THE UK construction sector shed staff at the fastest pace for 14 months in October, as housebuilding and commercial property construction activity continued to decline, a survey showed yesterday.

However, a slowing of the rate of decline in housebuilding and continued growth in civil engineering meant that the survey from the Chartered Institute of Purchasing and Supply (CIPS) recorded a return to marginal growth of overall UK construction activity last month.

The fragility of the sector was nevertheless underlined by a continuing fall in new orders for UK construction companies. New orders have now declined for five consecutive months.

And construction companies' confidence about the year ahead remained relatively weak.

Housebuilding activity has fallen for five straight months. Commercial property construction activity has dropped in each of the past three months.

CIPS's headline activity index for UK construction rose from 49.5 in September to 50.9 in October on a seasonally adjusted basis.

While this index was above the level of 50, which separates expansion from contraction in this survey, after two months below this level, CIPS pointed out the October reading was "only fractionally" in growth territory.

It added that the October reading was also much weaker than the average of 56.3 in the decade leading up to the global financial crisis in 2008, "thereby highlighting an ongoing subdued trend in output across the construction sector".

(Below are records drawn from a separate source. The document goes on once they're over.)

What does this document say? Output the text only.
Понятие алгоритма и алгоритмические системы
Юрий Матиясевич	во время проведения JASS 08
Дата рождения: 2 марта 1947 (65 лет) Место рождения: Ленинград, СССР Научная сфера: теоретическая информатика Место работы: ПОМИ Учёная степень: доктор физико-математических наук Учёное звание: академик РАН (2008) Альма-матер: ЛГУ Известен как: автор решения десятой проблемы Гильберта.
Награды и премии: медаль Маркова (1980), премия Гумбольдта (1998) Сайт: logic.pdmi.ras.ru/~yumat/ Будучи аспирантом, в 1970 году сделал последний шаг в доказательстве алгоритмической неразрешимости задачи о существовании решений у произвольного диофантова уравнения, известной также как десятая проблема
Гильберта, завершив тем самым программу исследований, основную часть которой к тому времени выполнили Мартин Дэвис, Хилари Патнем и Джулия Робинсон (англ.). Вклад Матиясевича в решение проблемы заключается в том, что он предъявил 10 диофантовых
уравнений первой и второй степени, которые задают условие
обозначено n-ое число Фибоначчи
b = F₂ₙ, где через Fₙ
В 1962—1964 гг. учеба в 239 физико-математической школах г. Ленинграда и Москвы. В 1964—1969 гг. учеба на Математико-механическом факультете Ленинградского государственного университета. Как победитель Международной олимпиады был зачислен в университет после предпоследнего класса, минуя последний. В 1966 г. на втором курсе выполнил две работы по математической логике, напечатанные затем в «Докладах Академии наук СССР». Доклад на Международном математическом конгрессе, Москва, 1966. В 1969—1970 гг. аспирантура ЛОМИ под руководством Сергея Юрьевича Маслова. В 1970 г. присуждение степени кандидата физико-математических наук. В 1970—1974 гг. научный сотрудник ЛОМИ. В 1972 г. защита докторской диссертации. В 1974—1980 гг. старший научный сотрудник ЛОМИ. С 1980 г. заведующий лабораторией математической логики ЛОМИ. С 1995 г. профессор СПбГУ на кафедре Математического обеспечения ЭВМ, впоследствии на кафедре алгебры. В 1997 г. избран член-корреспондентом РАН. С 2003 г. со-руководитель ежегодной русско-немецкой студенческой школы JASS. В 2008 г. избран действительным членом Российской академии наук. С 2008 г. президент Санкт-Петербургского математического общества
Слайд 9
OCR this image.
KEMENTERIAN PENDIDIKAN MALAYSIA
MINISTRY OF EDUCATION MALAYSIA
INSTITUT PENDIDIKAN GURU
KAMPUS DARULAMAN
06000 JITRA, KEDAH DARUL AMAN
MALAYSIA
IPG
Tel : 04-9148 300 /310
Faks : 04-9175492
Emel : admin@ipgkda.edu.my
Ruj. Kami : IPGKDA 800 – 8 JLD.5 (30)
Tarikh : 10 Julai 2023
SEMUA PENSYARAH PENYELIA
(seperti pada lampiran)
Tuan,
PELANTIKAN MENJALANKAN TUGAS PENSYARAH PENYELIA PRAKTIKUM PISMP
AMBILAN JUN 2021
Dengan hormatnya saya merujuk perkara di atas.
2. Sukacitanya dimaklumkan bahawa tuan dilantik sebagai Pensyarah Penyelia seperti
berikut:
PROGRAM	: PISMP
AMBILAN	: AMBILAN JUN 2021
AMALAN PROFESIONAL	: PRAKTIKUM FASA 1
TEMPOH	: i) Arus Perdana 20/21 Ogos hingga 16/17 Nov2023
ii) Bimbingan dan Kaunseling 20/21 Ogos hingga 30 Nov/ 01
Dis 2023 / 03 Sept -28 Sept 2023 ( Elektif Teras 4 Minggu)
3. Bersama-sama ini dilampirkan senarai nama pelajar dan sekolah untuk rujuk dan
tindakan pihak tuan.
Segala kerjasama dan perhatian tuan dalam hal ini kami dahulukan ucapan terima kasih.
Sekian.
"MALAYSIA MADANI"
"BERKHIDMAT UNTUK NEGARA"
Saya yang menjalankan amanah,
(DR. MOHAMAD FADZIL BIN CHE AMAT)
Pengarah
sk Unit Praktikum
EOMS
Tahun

Howard Archer, chief UK economist at consultancy IHS Global Insight, said: "Despite the marginal rise in the headline activity index, the October purchasing managers' survey still points to a markedly struggling construction sector, and indicates that it is very possible that the sector could be headed for yet further contraction in the fourth quarter after it markedly failed to join in the general rebound in economic activity in the third quarter."

He noted that, on the basis of figures from the Office for National Statistics, UK construction output had fallen by a further 2.5% quarter-on-quarter in the three months to September.

Tim Moore, senior economist at financial information company Markit, and author of CIPS's UK construction sector survey, said: "The bigger picture remains bleak given ongoing falls in new orders, alongside renewed job cuts across the sector over the month."